DarkSide-50: researchers at the Gran Sasso Laboratories have begun to chase the dark side of the Universe
An internationally important project that could revolutionize our knowledge of the Universe has started at Gran Sasso National Laboratories of the National Institute of Nuclear Physics. DarkSide-50 is the most advanced dark matter detector ever designed and will address one of the crucial challenges of contemporary physics since it uses highly advanced technologies located under 1400 meters of mountain rock sheltered from cosmic radiation.
An amount of matter that is five times greater than the one that we know escapes our understanding: we don’t know what its nature is and we are not able to detect its presence, but we have rather solid evidence that it does exist since it holds the galaxies together by its gravitational attraction. An unprecedented chase of the “dark side” of the Universe has begun with the DarkSide-50 project at the Gran Sasso National Laboratories (LNGS) of the National Institute of Nuclear Physics (INFN). This is an international project carried out with the fundamental contribution of the Italian INFN, the U.S. National Science Foundation (NSF) and Department of Energy, with the participation of research teams from France, Poland, Ukraine, Russia and China, under the coordination of INFN and the University of Princeton.
“Our multi-year efforts have been crowned by the beginning of DarkSide-50. The tests performed before starting had already shown that the DarkSide technology is perfectly suited for a programme of complete exploration of zero-background dark matter”, said Cristian Galbiati, one of the coordinators of DarkSide-50, during the inauguration of the experiment held at the Gran Sasso National Laboratories.

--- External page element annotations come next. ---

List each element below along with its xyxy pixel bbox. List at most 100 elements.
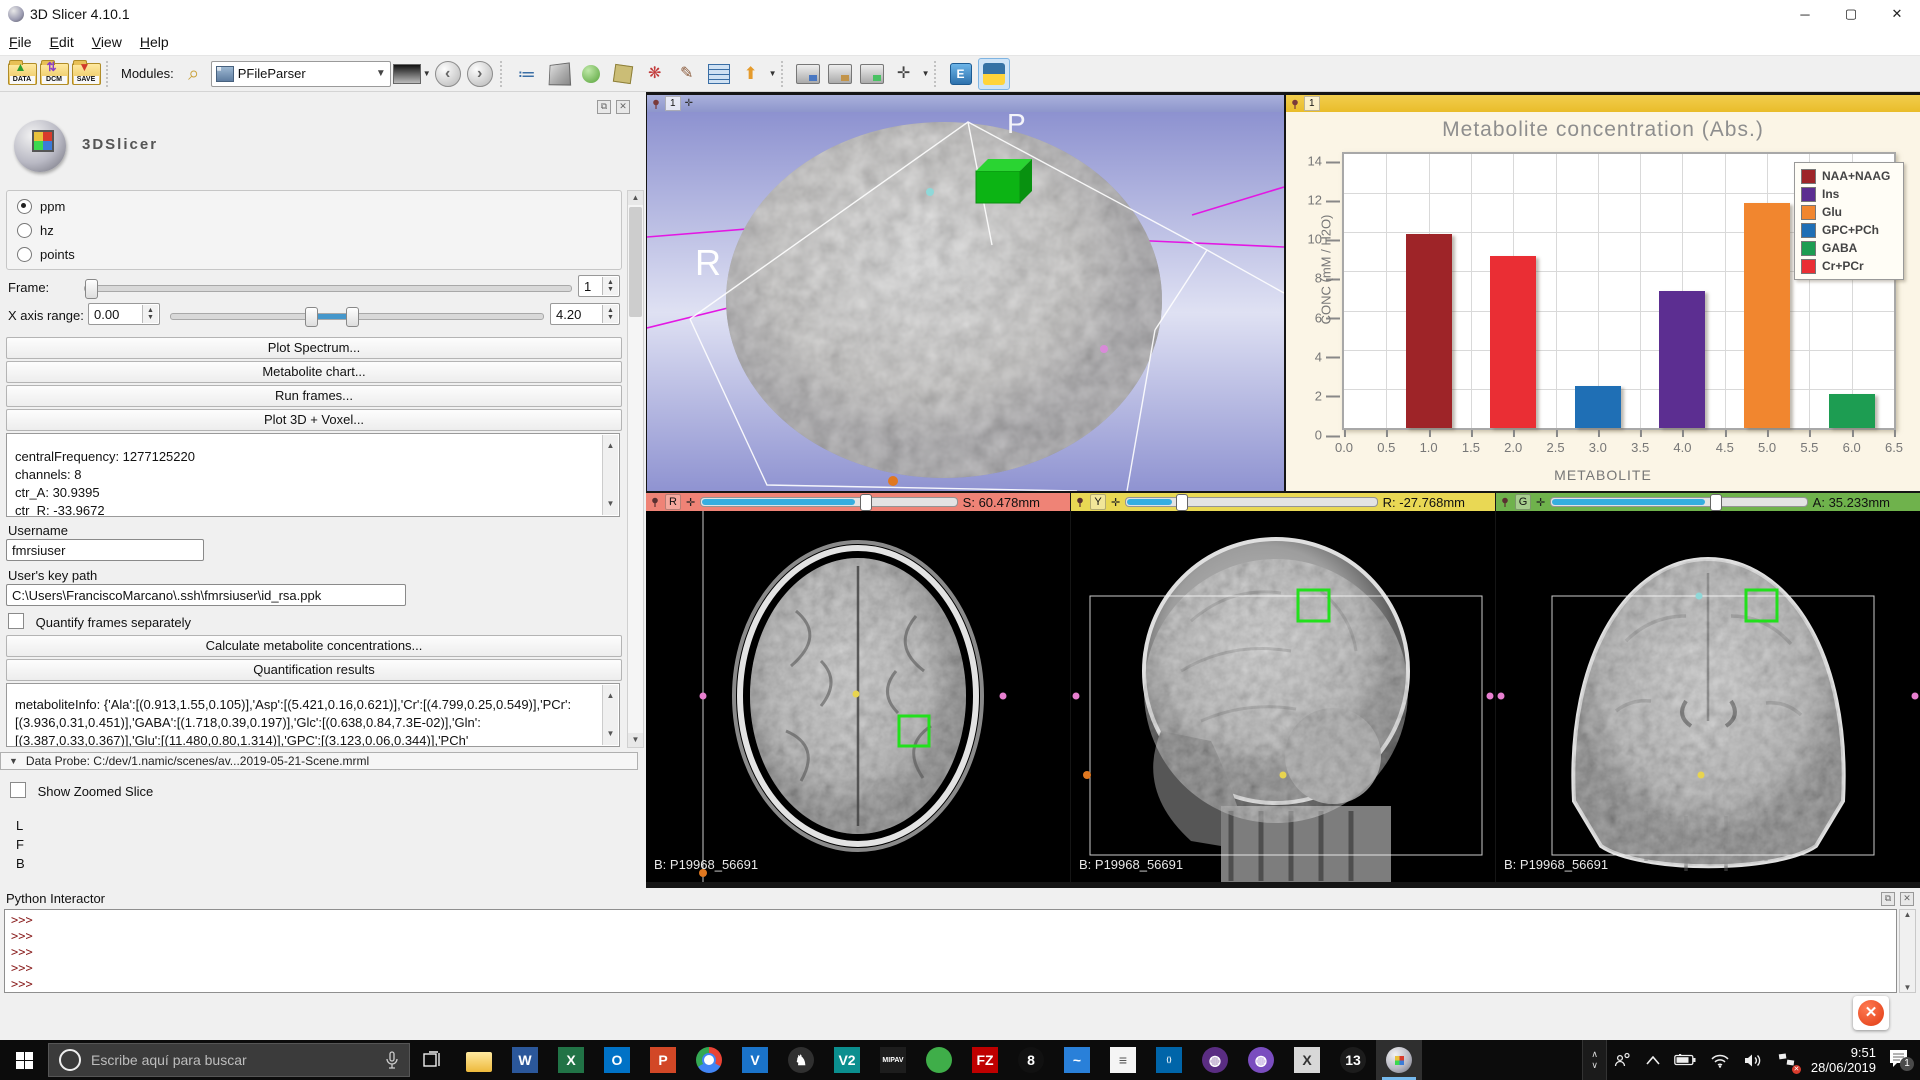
powerpoint-icon[interactable]: P xyxy=(640,1040,686,1080)
slice-orientation-chip[interactable]: Y xyxy=(1090,494,1106,510)
vscode-icon[interactable]: ⟨⟩ xyxy=(1146,1040,1192,1080)
panel-undock-icon[interactable]: ⧉ xyxy=(1881,892,1895,906)
module-selector-combobox[interactable]: ▩PFileParser▼ xyxy=(211,59,391,89)
slice-controller-bar-yellow[interactable]: Y✛R: -27.768mm xyxy=(1071,493,1495,511)
v-app-icon[interactable]: V xyxy=(732,1040,778,1080)
x-range-max-spinbox[interactable]: 4.20 ▲▼ xyxy=(550,303,620,325)
x-range-slider[interactable] xyxy=(170,313,544,320)
username-input[interactable] xyxy=(6,539,204,561)
slice-fit-icon[interactable]: ✛ xyxy=(686,496,695,509)
menu-view[interactable]: View xyxy=(83,28,131,55)
save-data-button[interactable]: ▼SAVE xyxy=(71,59,101,89)
dropdown-arrow-icon[interactable]: ▼ xyxy=(922,69,930,78)
putty-icon[interactable]: ◍ xyxy=(1192,1040,1238,1080)
pin-icon[interactable] xyxy=(650,497,660,507)
module-history-button[interactable]: ▼ xyxy=(393,59,431,89)
markups-button[interactable]: ❋ xyxy=(640,59,670,89)
slice-offset-slider[interactable] xyxy=(1550,497,1807,507)
taskbar-clock[interactable]: 9:51 28/06/2019 xyxy=(1803,1045,1884,1075)
extensions-manager-button[interactable]: E xyxy=(946,59,976,89)
slice-fit-icon[interactable]: ✛ xyxy=(1536,496,1545,509)
pin-icon[interactable] xyxy=(1290,99,1300,109)
quantification-results-button[interactable]: Quantification results xyxy=(6,659,622,681)
slice-orientation-chip[interactable]: G xyxy=(1515,494,1531,510)
metabolite-chart-button[interactable]: Metabolite chart... xyxy=(6,361,622,383)
microphone-icon[interactable] xyxy=(385,1051,399,1069)
scene-view-button[interactable] xyxy=(825,59,855,89)
bookmark-button[interactable] xyxy=(608,59,638,89)
pin-icon[interactable] xyxy=(1500,497,1510,507)
toast-close-icon[interactable]: ✕ xyxy=(1858,1000,1884,1026)
textarea-scrollbar[interactable]: ▲▼ xyxy=(602,685,618,745)
radio-points[interactable]: points xyxy=(7,242,621,266)
quantify-checkbox[interactable]: Quantify frames separately xyxy=(8,613,191,630)
calculate-concentrations-button[interactable]: Calculate metabolite concentrations... xyxy=(6,635,622,657)
battery-icon[interactable] xyxy=(1667,1040,1703,1080)
python-console[interactable]: >>>>>>>>>>>>>>> xyxy=(4,909,1897,993)
taskbar-scroll-buttons[interactable]: ∧∨ xyxy=(1582,1040,1607,1080)
panel-undock-icon[interactable]: ⧉ xyxy=(597,100,611,114)
panel-close-icon[interactable]: ✕ xyxy=(616,100,630,114)
dark-app-icon[interactable]: ♞ xyxy=(778,1040,824,1080)
close-button[interactable]: ✕ xyxy=(1874,0,1920,28)
mipav-icon[interactable]: MIPAV xyxy=(870,1040,916,1080)
python-console-scrollbar[interactable]: ▲▼ xyxy=(1899,909,1916,993)
menu-file[interactable]: File xyxy=(0,28,41,55)
menu-edit[interactable]: Edit xyxy=(41,28,83,55)
forward-button[interactable]: › xyxy=(465,59,495,89)
threed-view[interactable]: R P 1 ✛ xyxy=(647,95,1284,491)
threed-view-header[interactable]: 1 ✛ xyxy=(647,95,1284,112)
slice-controller-bar-green[interactable]: G✛A: 35.233mm xyxy=(1496,493,1920,511)
atlas-button[interactable] xyxy=(576,59,606,89)
taskbar-search-input[interactable]: Escribe aquí para buscar xyxy=(48,1043,410,1077)
wifi-icon[interactable] xyxy=(1703,1040,1737,1080)
maximize-button[interactable]: ▢ xyxy=(1828,0,1874,28)
notepad-icon[interactable]: ≡ xyxy=(1100,1040,1146,1080)
tables-button[interactable] xyxy=(704,59,734,89)
minimize-button[interactable]: ─ xyxy=(1782,0,1828,28)
radio-hz[interactable]: hz xyxy=(7,218,621,242)
textarea-scrollbar[interactable]: ▲▼ xyxy=(602,435,618,515)
excel-icon[interactable]: X xyxy=(548,1040,594,1080)
annotate-button[interactable]: ✎ xyxy=(672,59,702,89)
green-app-icon[interactable] xyxy=(916,1040,962,1080)
menu-help[interactable]: Help xyxy=(131,28,178,55)
v2-app-icon[interactable]: V2 xyxy=(824,1040,870,1080)
slice-offset-slider[interactable] xyxy=(1125,497,1377,507)
volume-icon[interactable] xyxy=(1737,1040,1771,1080)
slice-canvas-axial[interactable]: B: P19968_56691 xyxy=(646,511,1070,882)
plot-spectrum-button[interactable]: Plot Spectrum... xyxy=(6,337,622,359)
panel-close-icon[interactable]: ✕ xyxy=(1900,892,1914,906)
header-info-textarea[interactable]: centralFrequency: 1277125220channels: 8c… xyxy=(6,433,620,517)
chart-view-header[interactable]: 1 xyxy=(1286,95,1920,112)
slice-view-green[interactable]: G✛A: 35.233mm xyxy=(1496,493,1920,882)
slicer-icon[interactable] xyxy=(1376,1040,1422,1080)
outlook-icon[interactable]: O xyxy=(594,1040,640,1080)
slice-view-red[interactable]: R✛S: 60.478mm xyxy=(646,493,1070,882)
file-explorer-icon[interactable] xyxy=(456,1040,502,1080)
data-probe-collapse-bar[interactable]: ▼ Data Probe: C:/dev/1.namic/scenes/av..… xyxy=(0,752,638,770)
radio-ppm[interactable]: ppm xyxy=(7,194,621,218)
xming-icon[interactable]: X xyxy=(1284,1040,1330,1080)
chrome-icon[interactable] xyxy=(686,1040,732,1080)
eightball-icon[interactable]: 8 xyxy=(1008,1040,1054,1080)
key-path-input[interactable] xyxy=(6,584,406,606)
thirteen-app-icon[interactable]: 13 xyxy=(1330,1040,1376,1080)
paint-app-icon[interactable]: ~ xyxy=(1054,1040,1100,1080)
task-view-button[interactable] xyxy=(410,1040,456,1080)
x-range-min-spinbox[interactable]: 0.00 ▲▼ xyxy=(88,303,160,325)
frame-slider-handle[interactable] xyxy=(85,279,98,299)
slice-orientation-chip[interactable]: R xyxy=(665,494,681,510)
load-data-button[interactable]: ▲DATA xyxy=(7,59,37,89)
sync-error-icon[interactable]: ✕ xyxy=(1771,1040,1803,1080)
slice-view-yellow[interactable]: Y✛R: -27.768mm xyxy=(1071,493,1495,882)
word-icon[interactable]: W xyxy=(502,1040,548,1080)
slice-slider-handle[interactable] xyxy=(1710,494,1722,511)
view-options-icon[interactable]: ✛ xyxy=(685,98,693,109)
x-range-handle-max[interactable] xyxy=(346,307,359,327)
action-center-button[interactable]: 1 xyxy=(1884,1048,1920,1073)
slice-fit-icon[interactable]: ✛ xyxy=(1111,496,1120,509)
threed-scene[interactable]: R P xyxy=(647,95,1284,491)
dropdown-arrow-icon[interactable]: ▼ xyxy=(769,69,777,78)
load-dicom-button[interactable]: ⇅DCM xyxy=(39,59,69,89)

This international event featured prominent figures of the scientific, institutional and industrial world, including Fernando Ferroni, President of INFN, John Philips, U.S. ambassador to Italy, Stefano Ragazzi, Director of LNGS, and Ken Havens from Kinder Morgan, the provider of the radio-pure argon needed for the experiment.
The heart of DarkSide-50 is a cylindrical detector filled with 153 Kg of extremely pure liquid argon: if a particle of dark matter hit a single nucleus of this noble gas, very weak light flashes would be emitted and immediately captured by the myriad of photo-sensors located around the nucleus. However, to detect these very weak signals, that have never been observed till now, it is necessary to minimize the “background noise” of cosmic radiation. For this reason, the heart of DarkSide is encased inside a steel “matryoshka” filled with 30 tons of liquid scintillator material – shielding neutrons – and 1000 tons of ultra-pure water. The whole system is located under a mountain rock of 1400 meters, inside the Gran Sasso National Laboratories, an ideal and unique place where to perform scientific experiments in a condition very close to “cosmic silence”.
“DarkSide is a big leap in quality in the field of frontier research on dark matter” explained Gioacchino Ranucci, a researcher of the INFN section in Milan and coordinator of the project with Galbiati. “With its ultra-pure argon core surrounded by a sophisticated system of vetoes against the possible sources of disturbance, the system is able to conduct its investigation in an ideal situation of almost complete absence of background noises, that is a necessary condition to identify, in an absolutely clear way, the elusive and evasive particles of dark matter”.
After the initial testing, the “chase” has begun and the DarkSide-50 technologies will allow to investigate the presence of dark matter with energies inaccessible until now, making these Laboratories an international centre of excellence for research in the field of “new” physics. This result has started to produce a direct impact also in other sectors, e.g. medicine, since the new technologies that have resulted into the development of this experiment could soon lead to new developments in diagnostic technologies for the fight against cancer and neurodegenerative diseases.